JAMBISNIS.COM – Kualitas biji kakao Indonesia masih tertinggal dibandingkan produsen kakao global, sehingga nilai tambah hilang dan keuntungan pengolahan dinikmati negara lain. Pengamat pertanian dari Center of Reform on Economics (Core) Indonesia, Eliza Mardian, menyebut hanya sekitar 10% biji kakao yang difermentasi dengan baik. Akibat rendahnya fermentasi, mutu biji kakao tidak memenuhi standar pembeli premium, terutama di Eropa.
“Secara ekonomi, ini hilangnya nilai tambah.
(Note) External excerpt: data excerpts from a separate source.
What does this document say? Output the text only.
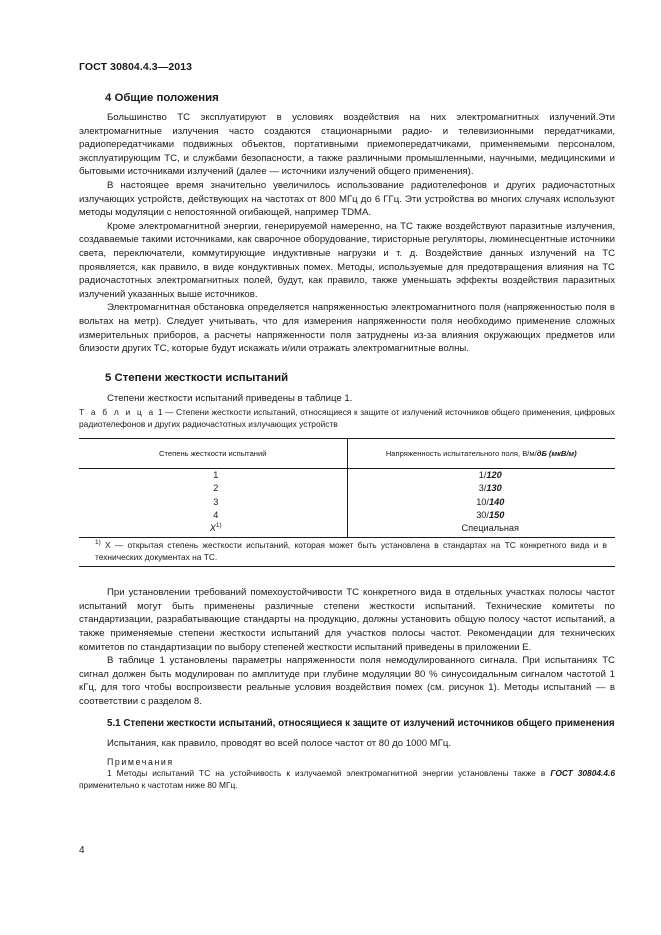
ГОСТ 30804.4.3—2013
4 Общие положения

Большинство ТС эксплуатируют в условиях воздействия на них электромагнитных излучений.Эти электромагнитные излучения часто создаются стационарными радио- и телевизионными передатчиками, радиопередатчиками подвижных объектов, портативными приемопередатчиками, применяемыми персоналом, эксплуатирующим ТС, и службами безопасности, а также различными промышленными, научными, медицинскими и бытовыми источниками излучений (далее — источники излучений общего применения).

В настоящее время значительно увеличилось использование радиотелефонов и других радиочастотных излучающих устройств, действующих на частотах от 800 МГц до 6 ГГц. Эти устройства во многих случаях используют методы модуляции с непостоянной огибающей, например TDMA.

Кроме электромагнитной энергии, генерируемой намеренно, на ТС также воздействуют паразитные излучения, создаваемые такими источниками, как сварочное оборудование, тиристорные регуляторы, люминесцентные источники света, переключатели, коммутирующие индуктивные нагрузки и т. д. Воздействие данных излучений на ТС проявляется, как правило, в виде кондуктивных помех. Методы, используемые для предотвращения влияния на ТС радиочастотных электромагнитных полей, будут, как правило, также уменьшать эффекты воздействия паразитных излучений указанных выше источников.

Электромагнитная обстановка определяется напряженностью электромагнитного поля (напряженностью поля в вольтах на метр). Следует учитывать, что для измерения напряженности поля необходимо применение сложных измерительных приборов, а расчеты напряженности поля затруднены из-за влияния окружающих предметов или близости других ТС, которые будут искажать и/или отражать электромагнитные волны.

5 Степени жесткости испытаний

Степени жесткости испытаний приведены в таблице 1.

Т а б л и ц а 1 — Степени жесткости испытаний, относящиеся к защите от излучений источников общего применения, цифровых радиотелефонов и других радиочастотных излучающих устройств
Степень жесткости испытаний	Напряженность испытательного поля, В/м/дБ (мкВ/м)
1	1/120
2	3/130
3	10/140
4	30/150
$X^{1)}$	Специальная
$^{1)}$ X — открытая степень жесткости испытаний, которая может быть установлена в стандартах на ТС конкретного вида и в технических документах на ТС.	

При установлении требований помехоустойчивости ТС конкретного вида в отдельных участках полосы частот испытаний могут быть применены различные степени жесткости испытаний. Технические комитеты по стандартизации, разрабатывающие стандарты на продукцию, должны установить общую полосу частот испытаний, а также применяемые степени жесткости испытаний для участков полосы частот. Рекомендации для технических комитетов по стандартизации по выбору степеней жесткости испытаний приведены в приложении Е.

В таблице 1 установлены параметры напряженности поля немодулированного сигнала. При испытаниях ТС сигнал должен быть модулирован по амплитуде при глубине модуляции 80 % синусоидальным сигналом частотой 1 кГц, для того чтобы воспроизвести реальные условия воздействия помех (см. рисунок 1). Методы испытаний — в соответствии с разделом 8.

5.1 Степени жесткости испытаний, относящиеся к защите от излучений источников общего применения

Испытания, как правило, проводят во всей полосе частот от 80 до 1000 МГц.

Примечания
1 Методы испытаний ТС на устойчивость к излучаемой электромагнитной энергии установлены также в ГОСТ 30804.4.6 применительно к частотам ниже 80 МГц.
4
Kita menjual bahan mentah murah, sementara negara lain seperti Swiss meraup untung dari pengolahan,” ujar Eliza, Kamis (23/10/2025).
Kualitas biji kakao yang rendah berdampak pada industri pengolahan kakao domestik. Banyak pabrik di dalam negeri beroperasi tidak penuh (idle capacity), sehingga impor biji kakao meningkat hingga 63% dari total impor pada 2023, menurut kode Harmonized System (HS). Kapasitas industri kakao yang terpakai saat ini diperkirakan sekitar 59%.
Padahal, Indonesia memiliki keunggulan komparatif dibanding produsen besar lain seperti Pantai Gading dan Ghana, berkat rasa unik dari tanah vulkanik dan potensi berkelanjutan.
Untuk memanfaatkan keunggulan ini, Eliza menyarankan peningkatan kualitas melalui fermentasi dan sertifikasi, terutama untuk pasar niche Eropa yang menuntut ketertelusuran (traceability) tinggi.
Namun, tantangan utama datang dari struktur petani kecil yang kesulitan menanggung biaya sertifikasi dan kurangnya insentif harga.
“Harga biji kakao fermentasi dan non-fermentasi hampir sama. Jadi petani tidak memiliki insentif untuk melakukan fermentasi,” jelas Eliza.
Eliza menekankan perlunya skema perbedaan harga, sehingga petani terdorong menghasilkan biji kakao berkualitas tinggi dan Indonesia dapat meningkatkan nilai tambah dari sektor kakao nasional.